Equal Love convener Sel Dowd said the Citipointe Christian College contract saga “cannot go unchallenged.”
“This kind of bigotry has no place in our society,” Dowd said.
Dowd said it comes as Prime Minister Scott Morrison pushes ahead with the government’s “bigoted” Religious Discrimination Bill.
“We know that students and staff are unhappy at Citipointe,” Dowd said.
“At least two teachers have been sacked from schools in Sydney in the last year due to their sexuality.
“The Bill seeks to give even more institutions the right to discriminate against LGBTIQ people.
“We fought and won marriage equality, and we won’t accept this kind of discrimination any longer.”
Citipointe Christian College principal withdraws contract
Prime Minister Scott Morrison unveiled a third draft of the long-delayed legislation last November.
That draft, widely panned as discriminatory by LGBTIQ groups and law experts, is currently before two parliamentary inquiries.
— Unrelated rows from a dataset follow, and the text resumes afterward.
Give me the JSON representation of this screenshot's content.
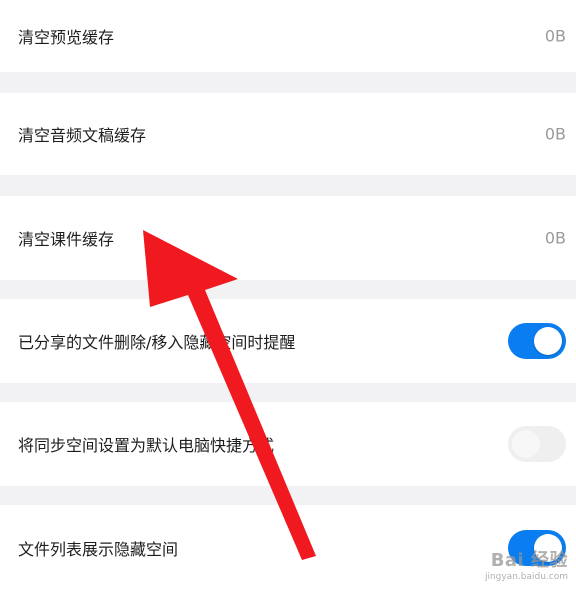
{
  "settings": {
    "items": [
      {
        "label": "清空预览缓存",
        "value": "0B"
      },
      {
        "label": "清空音频文稿缓存",
        "value": "0B"
      },
      {
        "label": "清空课件缓存",
        "value": "0B"
      },
      {
        "label": "已分享的文件删除/移入隐藏空间时提醒",
        "toggle": "on"
      },
      {
        "label": "将同步空间设置为默认电脑快捷方式",
        "toggle": "off"
      },
      {
        "label": "文件列表展示隐藏空间",
        "toggle": "on"
      }
    ]
  },
  "colors": {
    "toggle_on": "#0a7df0",
    "toggle_off": "#efefef",
    "arrow": "#f0191f",
    "page_bg": "#f2f2f4"
  },
  "watermark": {
    "main": "Bai 经验",
    "sub": "jingyan.baidu.com"
  }
}
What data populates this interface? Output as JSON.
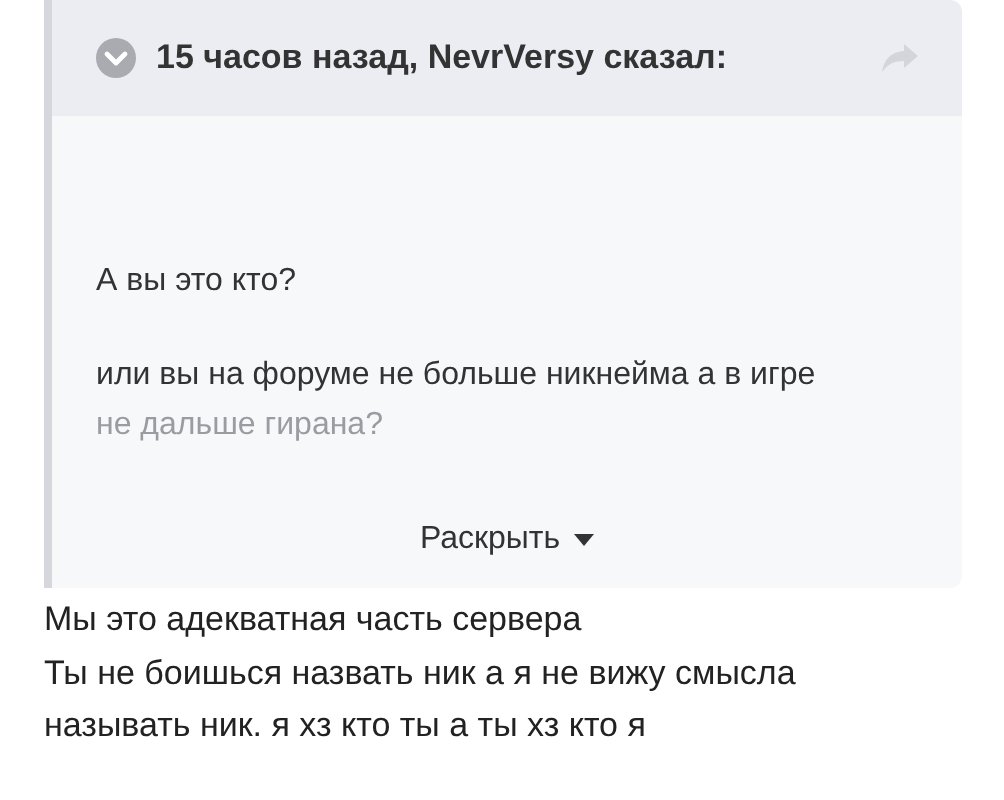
{
  "quote": {
    "expanded": false,
    "header": "15 часов назад, NevrVersy сказал:",
    "paragraphs": [
      {
        "lines": [
          {
            "text": "А вы это кто?",
            "faded": false
          }
        ]
      },
      {
        "lines": [
          {
            "text": "или вы на форуме не больше никнейма а в игре",
            "faded": false
          },
          {
            "text": "не дальше гирана?",
            "faded": true
          }
        ]
      }
    ],
    "expand_label": "Раскрыть"
  },
  "reply": {
    "lines": [
      "Мы это адекватная часть сервера",
      "Ты не боишься назвать ник а я не вижу смысла",
      "называть ник. я хз кто ты а ты хз кто я"
    ]
  }
}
Both are due to report on Friday.
In Brisbane, Citipointe Christian College faced a week of backlash for the contract’s clauses on gender identity and homosexuality.
A Change.org petition against it, created by former Citipointe student Bethany Lau, attracted 155,000 signatures.
On Thursday, principal Brian Mulheran announced the contract would be retracted.
He expressed “deep regret” for the impact on students. He said the school does not discriminate on sexuality or gender identity.
However he added the school will maintain “its Christian ethos” and would continue to provide education “based on our shared beliefs.”
Petition creator says school enrolment saga ‘traumatising’
The creator of the petition, former student Bethany Lau, welcomed the “positive news” of the backdown but said many students.
“[It’s] the first step to ensuring that our schools remain a safe space for all LGBTQI+ students,” she said.
“Unfortunately the actions of Citipointe Christian College are indicative of a much broader issue.
“Whilst many may be celebrating today, the reality is that Citipointe has made it clear that although it is no longer written in the contract, their view on the matter remains fundamentally the same.
“Many students across the nation will be scared to return to school on Monday.
“This contract has traumatised students, parents and the community. We recognise that there is a lot of work to do in supporting these people.”
Lau also took aim at the Morrison Government’s contentious Religious Discrimination Bill.
She said the legislation “aims allow religious institutions to make decisions and statements around sexuality and gender identity that do not uphold the dignity and respect of LGBTQI+ people.”
“Organisations that support the actions of Citipointe Christian College will no doubt be lobbying over the coming weeks given this result,” Lau said.
But the proposed legislation must not allow “discrimination against society’s most vulnerable,” Lau said.